The next person she’ll be is Casey Newton, a teen who finds a bridge between two worlds in Disney’s “Tomorrowland,” a sci-fi-adventure also starring George Clooney (out May 22); and later this year, Warner Bros. is scheduled to release the drama “Cook,” in which she stars as a girl who inherits a cook played by Eddie Murphy.

Neither of those films is set in North Carolina, but there’s a serendipitous wink at us in “Cook,” thanks to her character’s name: Charlotte.

Janes: 704-358-5897;

Twitter: @theodenjanes

‘The Longest Ride’

The movie presents two love stories – one set in the present, and one in the past.

Present: Wake Forest student Sophia (Charlotte-born Britt Robertson) attends a bull-riding event in which Luke (Scott Eastwood) is competing. They meet and fall in love, but she is being pulled toward an art-gallery internship in New York while he refuses to give up the sport that almost killed him.
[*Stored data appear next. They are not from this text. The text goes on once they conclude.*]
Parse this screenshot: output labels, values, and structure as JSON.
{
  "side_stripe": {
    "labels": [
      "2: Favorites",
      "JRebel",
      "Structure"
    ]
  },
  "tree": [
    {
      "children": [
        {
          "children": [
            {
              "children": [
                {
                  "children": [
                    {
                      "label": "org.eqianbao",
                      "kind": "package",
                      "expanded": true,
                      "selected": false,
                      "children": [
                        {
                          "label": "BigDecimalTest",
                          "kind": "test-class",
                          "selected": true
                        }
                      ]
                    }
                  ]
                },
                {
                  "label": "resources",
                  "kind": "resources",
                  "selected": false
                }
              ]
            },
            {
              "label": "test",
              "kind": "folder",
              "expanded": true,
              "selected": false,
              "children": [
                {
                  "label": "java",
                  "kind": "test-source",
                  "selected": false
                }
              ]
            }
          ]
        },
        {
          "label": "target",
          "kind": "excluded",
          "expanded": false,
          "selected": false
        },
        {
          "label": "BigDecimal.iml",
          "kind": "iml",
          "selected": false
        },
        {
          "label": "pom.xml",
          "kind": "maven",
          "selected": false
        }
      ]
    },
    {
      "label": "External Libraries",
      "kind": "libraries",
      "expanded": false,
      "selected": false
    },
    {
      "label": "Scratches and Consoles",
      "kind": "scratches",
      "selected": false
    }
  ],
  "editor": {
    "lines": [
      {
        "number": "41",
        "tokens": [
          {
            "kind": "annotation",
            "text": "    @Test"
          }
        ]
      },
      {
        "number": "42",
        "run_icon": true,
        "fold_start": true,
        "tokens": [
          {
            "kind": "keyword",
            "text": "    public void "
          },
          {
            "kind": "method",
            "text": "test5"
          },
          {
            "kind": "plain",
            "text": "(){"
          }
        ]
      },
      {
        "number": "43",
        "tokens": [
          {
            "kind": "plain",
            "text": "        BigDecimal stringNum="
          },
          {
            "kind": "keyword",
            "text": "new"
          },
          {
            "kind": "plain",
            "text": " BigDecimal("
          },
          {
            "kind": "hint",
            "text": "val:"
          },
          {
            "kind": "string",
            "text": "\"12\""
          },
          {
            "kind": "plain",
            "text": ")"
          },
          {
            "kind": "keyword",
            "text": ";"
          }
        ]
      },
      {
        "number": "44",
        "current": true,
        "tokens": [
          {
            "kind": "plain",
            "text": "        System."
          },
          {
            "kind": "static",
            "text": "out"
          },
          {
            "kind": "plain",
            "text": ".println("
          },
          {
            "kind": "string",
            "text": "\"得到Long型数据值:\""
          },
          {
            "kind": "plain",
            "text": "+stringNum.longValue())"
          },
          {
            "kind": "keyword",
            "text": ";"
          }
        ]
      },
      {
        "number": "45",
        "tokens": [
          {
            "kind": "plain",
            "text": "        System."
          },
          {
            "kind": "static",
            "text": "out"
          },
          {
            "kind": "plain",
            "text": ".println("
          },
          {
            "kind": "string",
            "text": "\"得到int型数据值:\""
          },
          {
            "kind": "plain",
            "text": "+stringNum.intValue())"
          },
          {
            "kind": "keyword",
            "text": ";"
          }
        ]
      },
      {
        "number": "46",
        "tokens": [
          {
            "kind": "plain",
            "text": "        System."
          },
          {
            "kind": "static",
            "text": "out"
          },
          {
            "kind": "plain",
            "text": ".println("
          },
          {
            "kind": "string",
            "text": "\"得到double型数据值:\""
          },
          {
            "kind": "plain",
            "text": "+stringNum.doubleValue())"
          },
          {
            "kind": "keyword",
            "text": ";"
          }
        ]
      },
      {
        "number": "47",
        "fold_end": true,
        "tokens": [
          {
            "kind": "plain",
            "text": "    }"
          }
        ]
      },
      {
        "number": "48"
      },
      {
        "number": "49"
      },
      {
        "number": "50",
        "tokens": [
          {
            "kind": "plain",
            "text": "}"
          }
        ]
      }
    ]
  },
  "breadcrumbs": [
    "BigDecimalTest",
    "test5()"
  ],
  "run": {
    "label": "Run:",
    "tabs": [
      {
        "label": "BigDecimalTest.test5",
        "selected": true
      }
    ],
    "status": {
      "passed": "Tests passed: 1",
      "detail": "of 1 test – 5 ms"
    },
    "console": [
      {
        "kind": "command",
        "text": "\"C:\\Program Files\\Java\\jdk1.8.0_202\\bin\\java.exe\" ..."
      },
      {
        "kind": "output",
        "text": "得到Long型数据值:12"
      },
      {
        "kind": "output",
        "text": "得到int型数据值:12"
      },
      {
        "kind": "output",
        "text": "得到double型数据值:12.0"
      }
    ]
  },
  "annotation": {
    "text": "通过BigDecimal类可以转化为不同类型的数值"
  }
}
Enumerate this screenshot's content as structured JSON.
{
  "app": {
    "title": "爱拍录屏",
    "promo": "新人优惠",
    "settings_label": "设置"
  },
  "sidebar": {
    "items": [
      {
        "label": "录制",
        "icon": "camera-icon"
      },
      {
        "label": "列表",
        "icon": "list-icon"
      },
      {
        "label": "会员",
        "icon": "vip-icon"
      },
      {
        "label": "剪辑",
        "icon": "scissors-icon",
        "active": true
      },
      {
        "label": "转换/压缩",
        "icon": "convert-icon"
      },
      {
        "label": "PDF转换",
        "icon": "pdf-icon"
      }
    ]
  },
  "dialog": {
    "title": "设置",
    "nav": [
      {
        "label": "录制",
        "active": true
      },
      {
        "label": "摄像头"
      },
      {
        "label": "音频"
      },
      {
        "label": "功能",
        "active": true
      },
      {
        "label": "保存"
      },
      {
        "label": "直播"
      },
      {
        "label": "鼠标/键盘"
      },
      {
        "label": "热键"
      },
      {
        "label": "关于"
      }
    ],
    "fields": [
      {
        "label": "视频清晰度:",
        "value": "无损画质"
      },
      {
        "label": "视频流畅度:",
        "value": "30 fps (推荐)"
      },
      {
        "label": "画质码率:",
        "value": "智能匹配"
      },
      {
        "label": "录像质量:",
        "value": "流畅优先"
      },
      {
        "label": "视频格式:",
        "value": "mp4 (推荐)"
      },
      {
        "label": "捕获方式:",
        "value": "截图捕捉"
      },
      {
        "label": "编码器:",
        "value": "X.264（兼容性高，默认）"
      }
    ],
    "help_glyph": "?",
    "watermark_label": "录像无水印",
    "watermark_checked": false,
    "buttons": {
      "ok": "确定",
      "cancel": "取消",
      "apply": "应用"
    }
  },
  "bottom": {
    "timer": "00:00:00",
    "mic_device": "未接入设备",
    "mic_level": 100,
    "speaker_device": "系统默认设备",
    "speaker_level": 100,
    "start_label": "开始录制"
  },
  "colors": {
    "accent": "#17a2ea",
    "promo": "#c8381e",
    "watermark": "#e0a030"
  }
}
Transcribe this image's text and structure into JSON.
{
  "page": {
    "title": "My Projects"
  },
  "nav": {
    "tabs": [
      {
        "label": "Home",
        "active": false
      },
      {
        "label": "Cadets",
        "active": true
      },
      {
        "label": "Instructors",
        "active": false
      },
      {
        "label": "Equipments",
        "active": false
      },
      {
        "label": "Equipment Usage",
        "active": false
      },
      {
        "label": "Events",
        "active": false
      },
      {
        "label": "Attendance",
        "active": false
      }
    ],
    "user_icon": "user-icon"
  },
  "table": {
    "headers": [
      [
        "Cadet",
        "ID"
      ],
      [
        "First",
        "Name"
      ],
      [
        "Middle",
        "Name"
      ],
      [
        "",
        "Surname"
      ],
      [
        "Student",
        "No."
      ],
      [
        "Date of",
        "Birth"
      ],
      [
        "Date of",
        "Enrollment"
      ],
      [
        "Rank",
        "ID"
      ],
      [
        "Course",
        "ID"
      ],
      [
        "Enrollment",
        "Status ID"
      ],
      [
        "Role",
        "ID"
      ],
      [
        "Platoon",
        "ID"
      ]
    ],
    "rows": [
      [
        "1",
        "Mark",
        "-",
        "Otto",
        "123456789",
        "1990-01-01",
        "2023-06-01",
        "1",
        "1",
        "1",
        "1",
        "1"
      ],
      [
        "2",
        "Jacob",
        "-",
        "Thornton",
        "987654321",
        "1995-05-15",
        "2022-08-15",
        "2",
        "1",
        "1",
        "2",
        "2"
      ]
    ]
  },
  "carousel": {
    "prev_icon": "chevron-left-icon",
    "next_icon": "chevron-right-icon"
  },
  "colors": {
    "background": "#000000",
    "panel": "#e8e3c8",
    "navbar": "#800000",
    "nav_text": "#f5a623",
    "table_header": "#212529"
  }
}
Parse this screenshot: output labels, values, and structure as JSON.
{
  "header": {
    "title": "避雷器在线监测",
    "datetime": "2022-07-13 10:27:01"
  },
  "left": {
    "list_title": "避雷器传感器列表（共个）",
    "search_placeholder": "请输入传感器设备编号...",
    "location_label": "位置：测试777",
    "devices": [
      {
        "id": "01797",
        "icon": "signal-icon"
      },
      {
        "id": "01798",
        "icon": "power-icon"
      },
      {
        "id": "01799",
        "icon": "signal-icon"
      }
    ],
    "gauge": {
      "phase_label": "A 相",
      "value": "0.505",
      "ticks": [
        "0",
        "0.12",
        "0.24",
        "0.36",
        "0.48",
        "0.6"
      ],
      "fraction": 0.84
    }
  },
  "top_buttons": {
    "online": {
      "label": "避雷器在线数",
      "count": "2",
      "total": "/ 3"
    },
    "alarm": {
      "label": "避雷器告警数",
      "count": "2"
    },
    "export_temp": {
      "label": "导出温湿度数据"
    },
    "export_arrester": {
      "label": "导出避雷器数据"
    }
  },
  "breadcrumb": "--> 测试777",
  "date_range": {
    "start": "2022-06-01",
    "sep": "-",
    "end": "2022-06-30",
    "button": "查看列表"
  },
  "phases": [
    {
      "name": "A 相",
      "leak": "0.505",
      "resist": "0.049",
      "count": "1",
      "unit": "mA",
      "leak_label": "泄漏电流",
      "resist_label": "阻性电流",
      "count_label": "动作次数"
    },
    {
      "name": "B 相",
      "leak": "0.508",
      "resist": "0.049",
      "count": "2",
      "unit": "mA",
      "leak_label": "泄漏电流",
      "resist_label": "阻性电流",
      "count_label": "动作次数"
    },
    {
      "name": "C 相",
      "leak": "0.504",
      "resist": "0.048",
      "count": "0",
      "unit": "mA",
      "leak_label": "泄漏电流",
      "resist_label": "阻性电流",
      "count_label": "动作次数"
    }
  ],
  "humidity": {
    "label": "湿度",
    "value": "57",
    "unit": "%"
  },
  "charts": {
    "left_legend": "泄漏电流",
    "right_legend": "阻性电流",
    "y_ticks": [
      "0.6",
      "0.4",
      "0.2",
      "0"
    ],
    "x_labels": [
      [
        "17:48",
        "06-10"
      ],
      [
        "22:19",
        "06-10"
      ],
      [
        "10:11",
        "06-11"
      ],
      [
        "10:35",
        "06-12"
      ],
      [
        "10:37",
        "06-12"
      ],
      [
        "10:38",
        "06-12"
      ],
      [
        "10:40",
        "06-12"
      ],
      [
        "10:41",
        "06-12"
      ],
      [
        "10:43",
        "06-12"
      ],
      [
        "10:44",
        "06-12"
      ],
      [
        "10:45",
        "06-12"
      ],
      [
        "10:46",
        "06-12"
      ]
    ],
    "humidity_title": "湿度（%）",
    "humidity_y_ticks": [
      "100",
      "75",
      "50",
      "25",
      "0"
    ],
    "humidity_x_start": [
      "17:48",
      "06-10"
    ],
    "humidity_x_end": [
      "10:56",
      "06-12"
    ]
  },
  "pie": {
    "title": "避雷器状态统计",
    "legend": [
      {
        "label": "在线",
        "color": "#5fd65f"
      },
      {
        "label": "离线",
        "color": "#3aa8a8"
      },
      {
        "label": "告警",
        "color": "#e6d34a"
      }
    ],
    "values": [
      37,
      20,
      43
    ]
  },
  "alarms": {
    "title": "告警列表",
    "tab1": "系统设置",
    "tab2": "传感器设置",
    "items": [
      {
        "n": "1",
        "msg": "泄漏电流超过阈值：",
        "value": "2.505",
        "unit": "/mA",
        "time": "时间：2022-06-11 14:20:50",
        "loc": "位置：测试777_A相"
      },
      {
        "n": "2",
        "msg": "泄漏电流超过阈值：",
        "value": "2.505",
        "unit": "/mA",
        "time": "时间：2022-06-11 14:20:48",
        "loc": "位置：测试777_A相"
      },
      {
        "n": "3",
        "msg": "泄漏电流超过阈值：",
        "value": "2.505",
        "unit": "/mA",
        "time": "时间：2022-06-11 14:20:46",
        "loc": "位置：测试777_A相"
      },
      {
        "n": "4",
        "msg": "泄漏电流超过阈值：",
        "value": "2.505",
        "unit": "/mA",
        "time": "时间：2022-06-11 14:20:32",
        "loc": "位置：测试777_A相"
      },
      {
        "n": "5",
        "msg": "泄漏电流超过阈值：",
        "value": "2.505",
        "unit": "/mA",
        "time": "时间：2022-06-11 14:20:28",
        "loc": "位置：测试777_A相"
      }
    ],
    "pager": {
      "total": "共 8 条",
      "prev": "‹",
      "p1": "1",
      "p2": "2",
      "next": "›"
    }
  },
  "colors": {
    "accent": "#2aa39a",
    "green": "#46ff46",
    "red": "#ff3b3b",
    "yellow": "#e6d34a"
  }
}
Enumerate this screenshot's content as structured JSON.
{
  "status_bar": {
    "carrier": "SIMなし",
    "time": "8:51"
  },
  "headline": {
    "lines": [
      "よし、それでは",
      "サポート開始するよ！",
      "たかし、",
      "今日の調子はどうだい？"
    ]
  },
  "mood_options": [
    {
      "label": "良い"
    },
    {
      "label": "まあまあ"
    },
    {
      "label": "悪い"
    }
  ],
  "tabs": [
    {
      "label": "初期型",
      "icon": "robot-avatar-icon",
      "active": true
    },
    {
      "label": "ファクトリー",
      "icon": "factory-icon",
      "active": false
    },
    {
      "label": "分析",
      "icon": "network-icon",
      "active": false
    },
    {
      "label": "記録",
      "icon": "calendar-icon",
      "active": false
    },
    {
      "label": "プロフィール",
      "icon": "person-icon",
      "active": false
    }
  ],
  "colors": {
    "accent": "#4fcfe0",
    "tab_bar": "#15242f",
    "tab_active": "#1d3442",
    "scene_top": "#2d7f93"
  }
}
Past: In North Carolina pre- and post-World War II, Ira (Jack Huston) and Ruth (Oona Chaplin) bond over a love of art after a visit to Black Mountain College inspires them to collect paintings. But their marriage is on the rocks.

How they’re connected: On Sophia and Luke’s first date, they discover a car wreck involving the 91-year-old Ira (Alan Alda). Luke pulls Ira from the burning car, Sophia saves a box of letters Ira wrote to his late wife; as he recovers, she visits and begins reading them to him.